Bill Shorten, leader of the opposition Labor party, scored a personal rating of 33 percent.
The result suggests Turnbull has shed the ill effects of a scandal over his deputy’s personal life and the disqualification of 11 lawmakers from parliament over their dual-citizen status, but his ruling party continues to lag behind. Turnbull’s center-right Liberal-National coalition trailed Labor 52-48 on a two-party preferred basis, according to the fortnightly poll. The ruling coalition has trailed in 34 straight Newspoll surveys.
“(Popularity) is personality-driven and Turnbull, for at least more people, seems to come across favourably,” said Chris Salisbury, a politics lecturer at the University of Queensland.
“But I don’t know that it necessarily translates to any greater chance of success for the coalition retaining government,” he added.
Turnbull’s office declined to comment, but Australian Treasurer Scott Morrison told Sky News he was “not fussed” by the poll numbers. Five by-elections scheduled for late July do not threaten the government’s slender one-seat majority since they are all in seats held by rival parties.
However, they will serve as a crucial test of the public mood ahead of a general election due in 2019, Salisbury said, adding that a very strong showing in the by-elections could tempt Turnbull to call an early poll.
Three Australian prime ministers have been ousted by their own parties since 2010 after their popularity began to wane.

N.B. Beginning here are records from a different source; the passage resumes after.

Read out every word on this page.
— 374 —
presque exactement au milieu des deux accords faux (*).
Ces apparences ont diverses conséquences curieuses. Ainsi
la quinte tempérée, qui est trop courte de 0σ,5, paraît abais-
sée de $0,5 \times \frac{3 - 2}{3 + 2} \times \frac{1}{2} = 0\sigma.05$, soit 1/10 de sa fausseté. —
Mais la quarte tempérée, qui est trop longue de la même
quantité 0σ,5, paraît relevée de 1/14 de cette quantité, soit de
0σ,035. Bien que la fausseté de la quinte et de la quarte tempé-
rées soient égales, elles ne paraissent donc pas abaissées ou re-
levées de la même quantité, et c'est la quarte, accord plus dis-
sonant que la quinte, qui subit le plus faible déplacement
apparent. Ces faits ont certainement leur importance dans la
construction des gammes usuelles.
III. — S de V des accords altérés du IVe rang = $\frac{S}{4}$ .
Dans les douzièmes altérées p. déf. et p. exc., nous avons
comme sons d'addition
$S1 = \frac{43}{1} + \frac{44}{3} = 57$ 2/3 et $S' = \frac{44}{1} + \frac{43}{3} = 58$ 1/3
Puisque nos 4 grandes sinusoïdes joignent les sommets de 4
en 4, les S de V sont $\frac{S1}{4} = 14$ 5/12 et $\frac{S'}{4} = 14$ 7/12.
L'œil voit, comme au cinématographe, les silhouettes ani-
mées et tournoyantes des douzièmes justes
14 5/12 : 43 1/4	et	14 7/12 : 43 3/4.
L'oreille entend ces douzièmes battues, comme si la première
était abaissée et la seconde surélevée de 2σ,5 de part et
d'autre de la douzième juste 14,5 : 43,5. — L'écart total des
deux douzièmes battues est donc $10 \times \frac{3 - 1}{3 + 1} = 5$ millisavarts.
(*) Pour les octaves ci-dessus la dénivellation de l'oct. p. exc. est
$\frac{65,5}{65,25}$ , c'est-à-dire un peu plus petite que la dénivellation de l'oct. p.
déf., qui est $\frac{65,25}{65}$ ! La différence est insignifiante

Turnbull himself cited the loss of 30 consecutive polls by his predecessor, Tony Abbott, as a reason for his removal.
The slump in support for One Nation, which fell two percentage points to six percent in Monday’s poll, throws an additional wildcard into Australian politics – as does the re-launch of maverick businessman Clive Palmer’s United Australia Party, which he announced on Monday.
One Nation’s leader Pauline Hanson has lost two senators to resignations, including one who has already defected to Palmer’s party, while a third was forced out of parliament because he was a citizen of Britain at the time of his nomination, which is not allowed.
The losses have robbed One Nation of its ability to block Turnbull’s legislation and raised the prospect he can introduce tax cuts.